First, you need to set up a regular cadence of communications and understand at what level you will communicate to your stakeholders. If you provide a high-level summary, you probably only want to share things that impact your organization. You'll want to start with a kickoff message to your board or senior management, clarifying the situation, explaining the resources on the ground, and sharing information about people impacted. Then you can move to a regular cadence of updates like “this team was not impacted today and are all clear.” This lets people know that you're on top of tracking the situation. The worst thing is when a CEO or business leader reads something in the news and reaches out to you to ask what you are doing about it. You want them to ingest the information and know that you are already on it.

The second responsibility is around employee safety and employee exfiltration. Many discussions right now concern actively getting people out of the country. Companies are assisting in getting their people into Poland or other nearby countries. That all involves a much larger and coordinated response. Typically you’ll need specific immigration and travel resources to keep abreast of what airports and borders are open and how to get people out of the country.

Finally, you get to cyber risks. CISA released a “shields up” message a while back around how to prepare for Russian cyber operations. A lot of those controls and many things they recommended mapped to existing security controls. I saw several CISOs reporting things like “CISA said we need to do these ten things. We're doing all ten as part of this, and, by the way, we're doing these 20 other things, so we're good.” In fairness, most of the recommendations they make are pretty standard such as 2FA usage, patch management, firewall configs, etc.

More interesting, if you're a critical infrastructure provider or part of the supply chain for critical infrastructure, you have to start thinking very closely about sabotage and targeted attacks if you haven't already. Most folks are not thinking about this, but the beautiful thing about computers as a weapon of war technology is that attribution is hard. Even with $60 trillion to figure out attribution, a good operator with a solid offset can hide their tracks pretty well. So I think that the high end of the Russian cyber operators could probably act without attribution and do some pretty horrible things.
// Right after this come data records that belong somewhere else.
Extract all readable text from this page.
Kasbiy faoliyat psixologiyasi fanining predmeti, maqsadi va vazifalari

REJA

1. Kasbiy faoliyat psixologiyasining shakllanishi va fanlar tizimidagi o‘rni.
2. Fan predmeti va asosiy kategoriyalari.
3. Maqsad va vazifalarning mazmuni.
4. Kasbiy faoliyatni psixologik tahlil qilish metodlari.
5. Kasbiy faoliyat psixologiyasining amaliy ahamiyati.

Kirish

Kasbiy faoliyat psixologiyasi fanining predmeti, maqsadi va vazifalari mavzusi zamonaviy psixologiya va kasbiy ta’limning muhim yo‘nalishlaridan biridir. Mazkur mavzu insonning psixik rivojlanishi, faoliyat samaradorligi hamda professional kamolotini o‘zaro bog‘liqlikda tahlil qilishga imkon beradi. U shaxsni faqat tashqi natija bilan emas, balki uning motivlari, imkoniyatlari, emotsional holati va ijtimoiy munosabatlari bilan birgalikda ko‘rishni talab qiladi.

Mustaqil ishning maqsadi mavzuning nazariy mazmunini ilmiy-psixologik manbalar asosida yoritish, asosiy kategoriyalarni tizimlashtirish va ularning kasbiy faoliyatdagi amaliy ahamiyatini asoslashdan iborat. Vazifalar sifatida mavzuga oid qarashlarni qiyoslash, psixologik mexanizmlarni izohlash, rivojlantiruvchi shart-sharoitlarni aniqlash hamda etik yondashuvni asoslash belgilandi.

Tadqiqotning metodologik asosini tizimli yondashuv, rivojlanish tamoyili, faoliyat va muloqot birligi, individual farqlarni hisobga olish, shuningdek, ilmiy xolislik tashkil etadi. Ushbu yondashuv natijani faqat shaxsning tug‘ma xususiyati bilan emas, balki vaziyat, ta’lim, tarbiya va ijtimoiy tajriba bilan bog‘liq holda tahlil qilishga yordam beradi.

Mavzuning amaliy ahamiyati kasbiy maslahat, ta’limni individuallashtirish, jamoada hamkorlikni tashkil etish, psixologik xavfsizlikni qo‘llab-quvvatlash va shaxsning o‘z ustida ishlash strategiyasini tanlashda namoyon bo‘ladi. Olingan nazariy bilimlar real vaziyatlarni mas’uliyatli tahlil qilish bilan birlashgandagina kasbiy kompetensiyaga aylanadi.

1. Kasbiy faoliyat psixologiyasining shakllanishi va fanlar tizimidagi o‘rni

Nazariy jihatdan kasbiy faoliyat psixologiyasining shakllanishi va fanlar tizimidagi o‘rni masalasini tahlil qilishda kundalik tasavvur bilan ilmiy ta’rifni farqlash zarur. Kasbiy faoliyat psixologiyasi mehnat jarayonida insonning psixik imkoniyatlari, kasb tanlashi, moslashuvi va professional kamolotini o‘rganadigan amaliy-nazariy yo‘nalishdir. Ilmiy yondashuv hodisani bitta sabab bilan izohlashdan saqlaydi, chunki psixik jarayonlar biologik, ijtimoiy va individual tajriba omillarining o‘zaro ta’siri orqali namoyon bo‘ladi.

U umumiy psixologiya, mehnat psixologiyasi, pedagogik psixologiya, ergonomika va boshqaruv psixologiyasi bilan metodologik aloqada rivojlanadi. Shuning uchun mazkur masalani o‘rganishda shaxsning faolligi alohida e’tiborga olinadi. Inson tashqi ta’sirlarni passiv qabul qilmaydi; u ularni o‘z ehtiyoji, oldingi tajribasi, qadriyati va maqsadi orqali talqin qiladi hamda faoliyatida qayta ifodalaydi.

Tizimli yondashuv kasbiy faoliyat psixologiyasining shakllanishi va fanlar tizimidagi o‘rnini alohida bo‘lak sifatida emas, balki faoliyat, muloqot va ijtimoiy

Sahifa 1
If you're a critical infrastructure provider or part of the supply chain for critical infrastructure, you have to start thinking very closely about sabotage and targeted attacks if you haven't already.

Similar to how COVID pushed tech trends forward and changed the role of the CISO, these kinds of things will also change the function.

Do you have advice for security teams charged with divesting assets, relationships, and teams from Russia?

There are many different ways that divestitures can happen. Essentially you'll get into situations where the divestiture organization leans towards their native habitat. Although they're working for you, they have an organizational identity separate from yours and will work against you in some cases. In those situations, you have to worry about insider threats including the damage they can do and what access they have. Whether or not people are inherently good or evil doesn't matter. The issue is that you have a host country that is more than willing to exert coercion on people to do bad things. That's always the challenge.

It's unrealistic to believe that you can have an entire large company full of committed employees who drank the Kool-aid and are all rowing in the same direction. But as a CISO, you also need to avoid treating employees like they're suspicious. The right approach is to just not put people in positions where they could be coerced. Don't give them access to things that provide them with the ability to hurt the organization, hurt themselves, or become victims. 

I think you can be very deliberate in structuring your organization with different levels of trust. It's not that you don't trust employees; it's that you don't want them to become victims of their host government. So you have to be very mindful and build suitable, trusted systems.